When the alert fires, singleton.CronShared.SendTriggerTasks(taskIDs, triggerServer) (service/singleton/crontask.go:113-127) looks up those task IDs in the global cron registry and executes them via CronTrigger. For non-AlertTrigger cover modes, CronTrigger fans the command out to every server in ServerShared.Range with no ownership check.

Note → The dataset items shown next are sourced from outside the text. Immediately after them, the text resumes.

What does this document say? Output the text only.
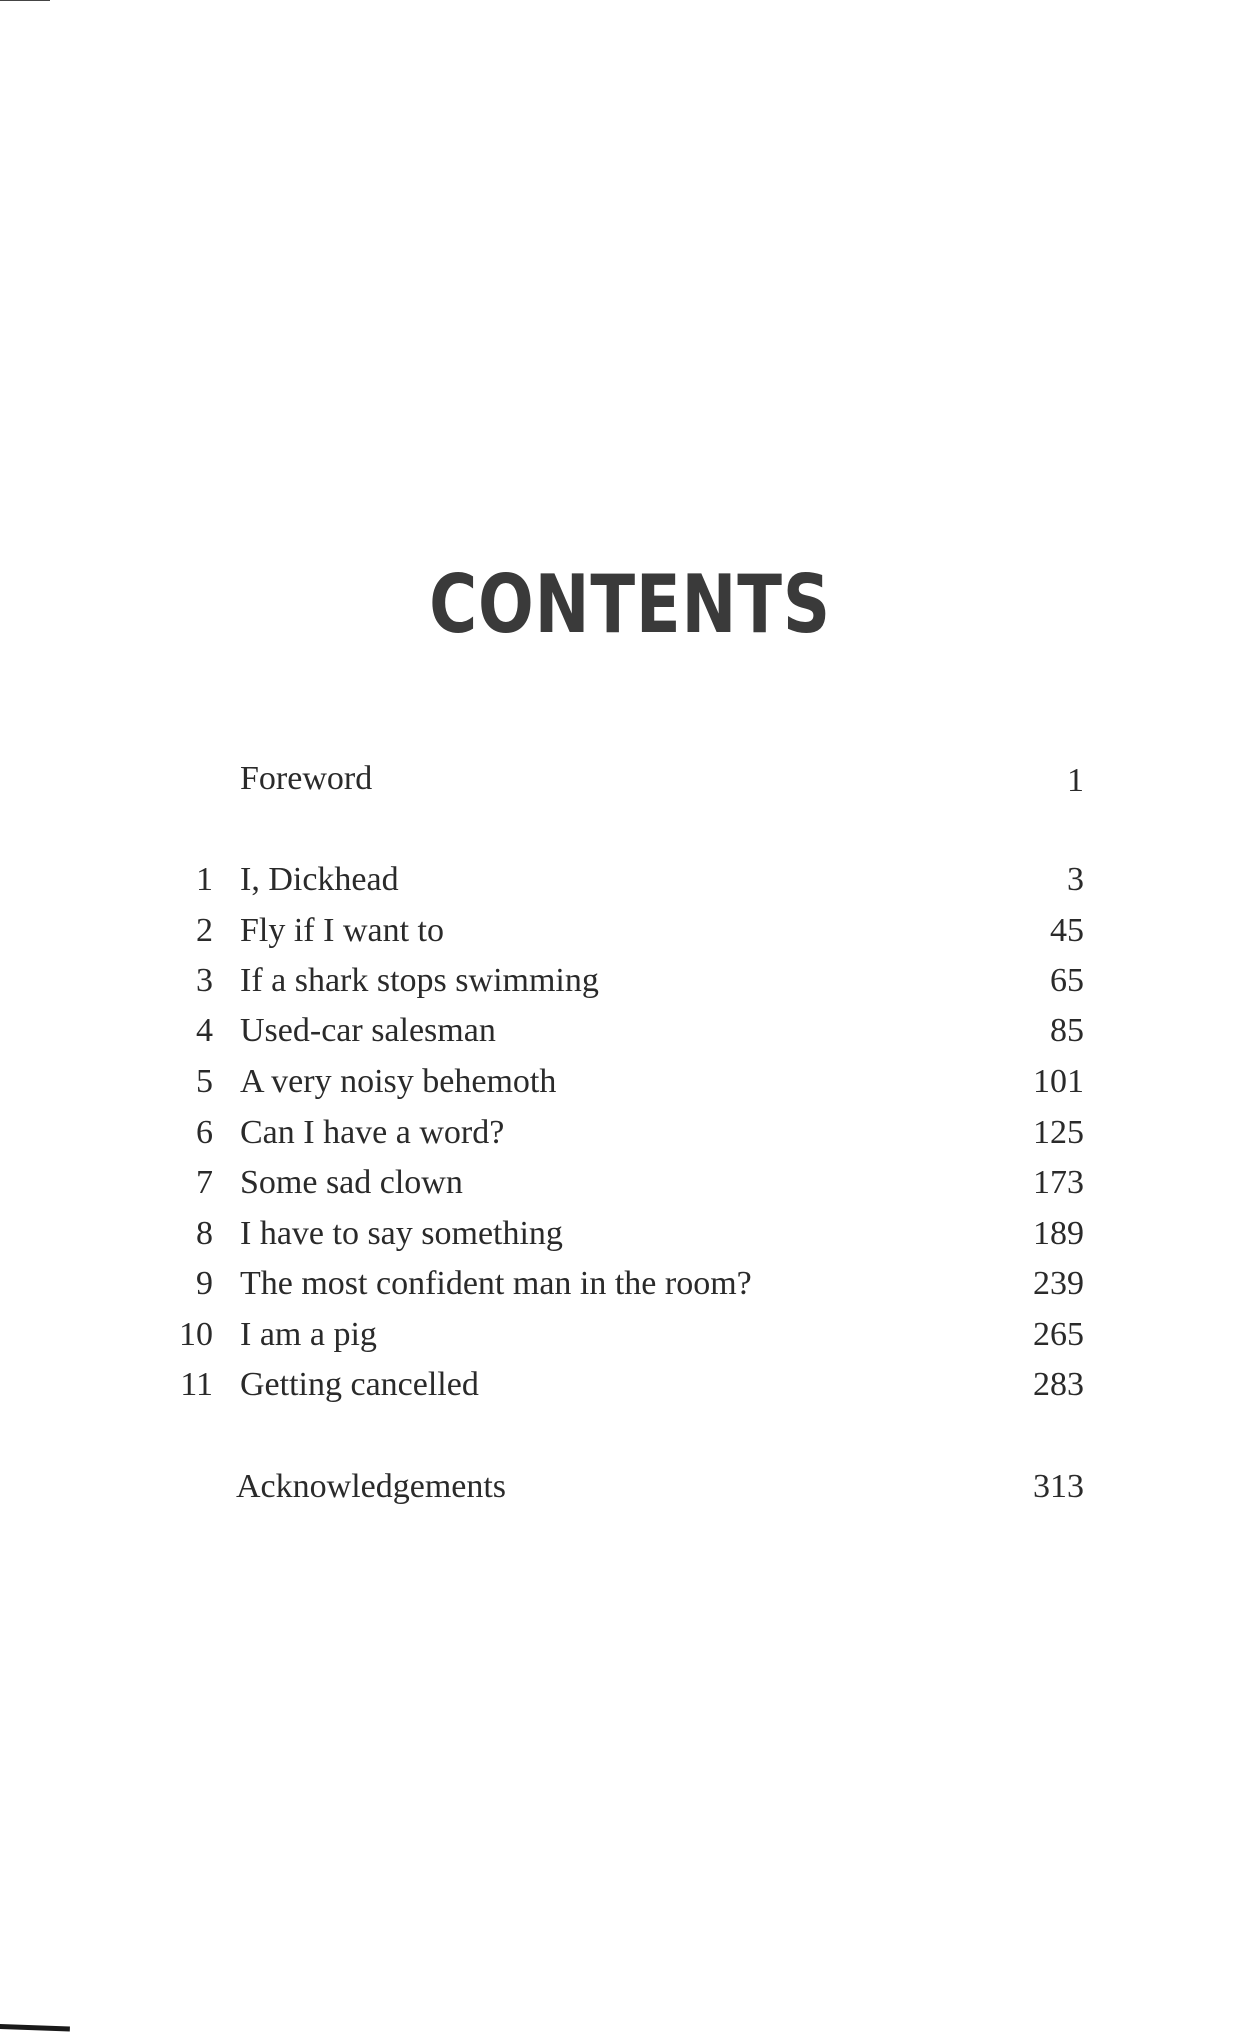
CONTENTS
Foreword	1
1 I, Dickhead	3
2 Fly if I want to	45
3 If a shark stops swimming	65
4 Used-car salesman	85
5 A very noisy behemoth	101
6 Can I have a word?	125
7 Some sad clown	173
8 I have to say something	189
9 The most confident man in the room?	239
10 I am a pig	265
11 Getting cancelled	283
Acknowledgements	313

Net effect: a RoleMember can attach their alert rule (or service monitor) to another user’s cron task ID — including admin’s crons. When the alert trips, the admin’s cron command runs across every server (or every server in its allow/deny list).
This is the same fanout/auth-bypass class as NEZHA-002 (cron creation), but reachable by a different code path: even if /cron writes are restricted to admin, this /alert-rule and /service writes are member-reachable and let a member invoke pre-existing admin crons.